Publishing director Cecily Gayford bought world all languages from Charlotte Merritt at Andrew Nurnberg Associates. The UK publication is scheduled for June 2024.
Billed as a "gastronomic tour" through every region in France, the book tells the stories of the country’s foods and ingredients, blending history and travel, personal anecdote and recipes. Profile said: "What makes a real salade niçoise? What type of cheese is officially France's stinkiest? Why does the sandy carrot have such a superior flavour? And who exactly are the Brotherhood of the Artichoke? Amuse Bouche is a book to be devoured: a beautifully illustrated, joyous celebration of French food, and a charming, practical guide to help you tell your ficelle from your flute," the synopsis states.
Boyd is an award-winning British travel and food writer who specialises in French cuisine and culture, writing for publications including the Guardian, the Times, National Geographic Traveller and BBC Good Food. Her book, From the Source: France (Lonely Planet, 2017), is a collection of chef interviews and recipes from across the country. She is also Communications Manager of the Roux Scholarship, the world's most prestigious chef competition.

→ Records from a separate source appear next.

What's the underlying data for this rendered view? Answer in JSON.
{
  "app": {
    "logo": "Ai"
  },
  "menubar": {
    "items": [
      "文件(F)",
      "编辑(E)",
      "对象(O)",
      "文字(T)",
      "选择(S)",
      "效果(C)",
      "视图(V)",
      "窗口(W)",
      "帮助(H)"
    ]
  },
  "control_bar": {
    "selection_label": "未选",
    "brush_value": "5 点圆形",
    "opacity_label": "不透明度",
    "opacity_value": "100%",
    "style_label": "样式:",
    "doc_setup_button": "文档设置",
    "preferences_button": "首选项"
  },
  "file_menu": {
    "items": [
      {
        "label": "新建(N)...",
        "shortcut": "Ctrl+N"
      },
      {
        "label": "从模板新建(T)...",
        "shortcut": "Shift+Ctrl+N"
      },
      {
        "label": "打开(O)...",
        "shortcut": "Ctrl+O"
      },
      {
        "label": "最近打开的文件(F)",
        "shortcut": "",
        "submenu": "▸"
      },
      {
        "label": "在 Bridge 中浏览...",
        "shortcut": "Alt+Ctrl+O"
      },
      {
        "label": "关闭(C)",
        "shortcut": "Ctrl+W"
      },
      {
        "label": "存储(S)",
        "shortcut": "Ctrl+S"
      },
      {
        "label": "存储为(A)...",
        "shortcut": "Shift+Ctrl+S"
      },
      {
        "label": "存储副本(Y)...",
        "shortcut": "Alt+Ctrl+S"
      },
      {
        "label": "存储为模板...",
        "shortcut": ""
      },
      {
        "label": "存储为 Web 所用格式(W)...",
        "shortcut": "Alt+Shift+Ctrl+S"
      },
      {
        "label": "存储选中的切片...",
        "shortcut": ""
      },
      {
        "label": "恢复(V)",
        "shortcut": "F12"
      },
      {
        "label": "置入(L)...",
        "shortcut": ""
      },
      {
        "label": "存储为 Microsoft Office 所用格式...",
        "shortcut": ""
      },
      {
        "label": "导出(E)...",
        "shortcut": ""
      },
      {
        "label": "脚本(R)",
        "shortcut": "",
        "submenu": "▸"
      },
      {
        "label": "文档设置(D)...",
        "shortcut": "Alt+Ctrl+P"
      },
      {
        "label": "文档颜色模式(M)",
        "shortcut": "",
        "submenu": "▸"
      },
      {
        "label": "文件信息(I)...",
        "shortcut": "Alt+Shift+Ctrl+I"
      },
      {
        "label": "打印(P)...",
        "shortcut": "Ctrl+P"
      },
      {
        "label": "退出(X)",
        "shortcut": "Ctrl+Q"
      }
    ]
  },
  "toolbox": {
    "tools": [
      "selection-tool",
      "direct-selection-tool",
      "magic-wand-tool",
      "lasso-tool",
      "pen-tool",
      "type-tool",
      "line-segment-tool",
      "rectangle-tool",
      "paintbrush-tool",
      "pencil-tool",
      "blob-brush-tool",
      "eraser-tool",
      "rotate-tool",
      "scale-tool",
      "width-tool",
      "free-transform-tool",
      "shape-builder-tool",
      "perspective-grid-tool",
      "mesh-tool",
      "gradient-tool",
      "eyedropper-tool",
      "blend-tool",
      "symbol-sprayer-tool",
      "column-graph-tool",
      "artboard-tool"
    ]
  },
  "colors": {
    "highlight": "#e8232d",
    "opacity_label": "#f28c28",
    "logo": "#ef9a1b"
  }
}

"I am so happy to get going on this project as the stories behind France’s regional foods have fascinated me for years and I can’t wait to use my knowledge to help food-loving readers navigate their travels," Boyd said. "To share the passion, the excitement and vision with such a creative publisher as Profile is going to be such a joy."
Gayford said of the book: "I have never felt as hungry—or perhaps greedy is the word—as I have while reading’s Carolyn’s brilliant proposal for Amuse Bouche: at various points it caused me to rush out of the house in search of Brittany butter, and google ‘kouign amann London delivery’ late at night. It is such a delight: not just a mouth-watering guide to France’s uniquely delicious specialties and regional delights, but a chance to see this fascinating country anew through Carolyn’s expert and enthusiastic eyes. I am hugely excited to be publishing it."